“The laws of nature are but the mathematical thoughts of God.” Euclid, in Euclid’s Elements.
“We have established as the limit of this art [mathematics] its usefulness in measuring and counting.” Cicero, as quoted by Leonard Mlodinow.
“The powerful thinkers are those who make connections, think logically, and use space, data, and numbers creatively.” Jo Boaler, author of Mathematical Mindsets
If Az House Bill 2278 passes, students will no longer be required to take Algebra 2 to graduate high school. But they will still need to take four years of math.
As reported in the media, opponents to the law argue that we lose our competitive edge if American students don’t take as much advanced math as possible. In Algebra 2, at my school, we focus on conceptual understanding, analysis, and process, leaving concrete applications to a final unit in the last few weeks of the year. Once in a while a student will see the beauty in the subject and say something like, “That’s crazy!!” This approximates, without quite bringing God into it, Euclid’s point.
Advocates for eliminating the Algebra 2 requirement line up behind Cicero and would like to see more practical math, like personal finance, taught instead of more advanced abstract math. Seriously, I bet it’s been awhile since you analyzed something like f(x) = -10log(4) (x + 2), like my students did on Friday’s quiz (and which after the final exam in May, most never will again).
And so the battle lines are drawn. As in most issues, different parties represent competing interests, and the choice is all of one or all of the other. Both sides could argue that students do become the powerful thinkers that Boaler describes. As proof, they could point to all of the posters we have on our walls illustrating the Standard Mathematical Practices, like “Construct viable arguments and critique the reasoning of others.”

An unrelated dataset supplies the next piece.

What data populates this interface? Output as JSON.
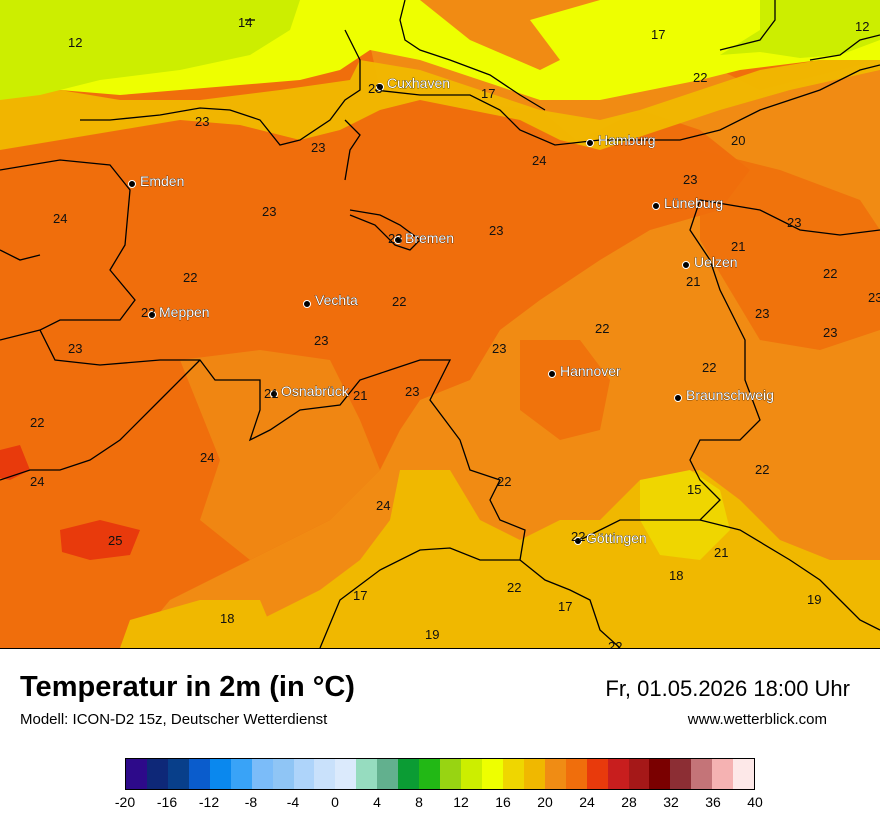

But what if powerful thinking became the goal of math, instead of a hit or miss effect? My students did well on Friday’s quiz because we did tons of sample problems. Not many cared about the math or found it interesting. You can fairly put that on me. But I can fairly put their annoyance at math on a system that demands we rush through more learning goals than ever. Granted, most students pass, but then all is forgotten in an adulthood where it is perfectly acceptable to declare, “I’m not a math person.”
So, what about something like this? First, eliminate Algebra 2 as a graduation requirement. Then, expand Algebra and Geometry curricula to to three semesters each. The expanded courses would not add more content but would go deeper into the content than before. And here’s where competing interests could be accommodated and the Jo Boaler quote becomes relevant. Each topic could include multiple tasks, both abstract and concrete, that require creativity, number-sense, logic, and the like that would develop powerful thinking skills. Ideally, the stamina to work longer on hard problems would follow. And, my greatest wish, opportunities for Oh Wow! moments and individual expression would abound. The extra semester would also allow for more real practical examples taken from all fields. (Want to know a secret? Although the concepts in many math books are well explained, their attempts to make content relevant to students and their “real world examples” are pathetic.)
Now, none of these ideas is original. They represent a mash-up of ideas from Paul Lockhart in Mathematician’s Lament: How School Cheats Us Out of Our Most Fascinating and Imaginative Art Form, Andrew Hacker in The Math Myth and other STEM Delusions, Joan Boaler’s book, of course, and many others.
Abundant free online material exists to ease the transition to any such change to math requirements. For example, Open Up Resources and Boeler’s Week of Inspirational Math on her YouCubed page offer excellent activities to expand understanding without adding more topics. Similarly, the Math Assessment Project offers tons of applied tasks for students. So, everything proposed here is happening somewhere, although inconsistently and not as the foundation of math curriculum.
Which brings us to a high school student’s last required math class. Algebra 2, Calculus, Business Math, and so forth should certainly be offered for students who know they’re going to major in a field that demands advanced math knowledge. But most students would take a class with a catchy and original title like MATH 4.
With no new math per se, the class would advance the powerful thinking developed in the three semester algebra and geometry classes. One unit might take a deep dive into Numbers in the News. Another might cover case histories about when the pros get it wrong, like in the Hyatt Regency walkway collapse. (Spoiler alert – people usually die.) Check out Humble Pi: When Math Goes Wrong in the Real World, by Matt Parker for more examples. Another unit might cover rational risk assessment; still another might cover Math Without Numbers, and on and on.
A friend, who’s a math professor at a university in Texas, read my last post and said, “Many people want change, but it can be hard to sift through what would be a meaningful and beneficial change. But better math for everyone would be a great thing!”
And therein lie the questions the Arizona Legislature should be grappling with: What is the nature of better math for everyone; what are the features of the best math requirements; and, finally, is Algebra 2 the best path to those ends?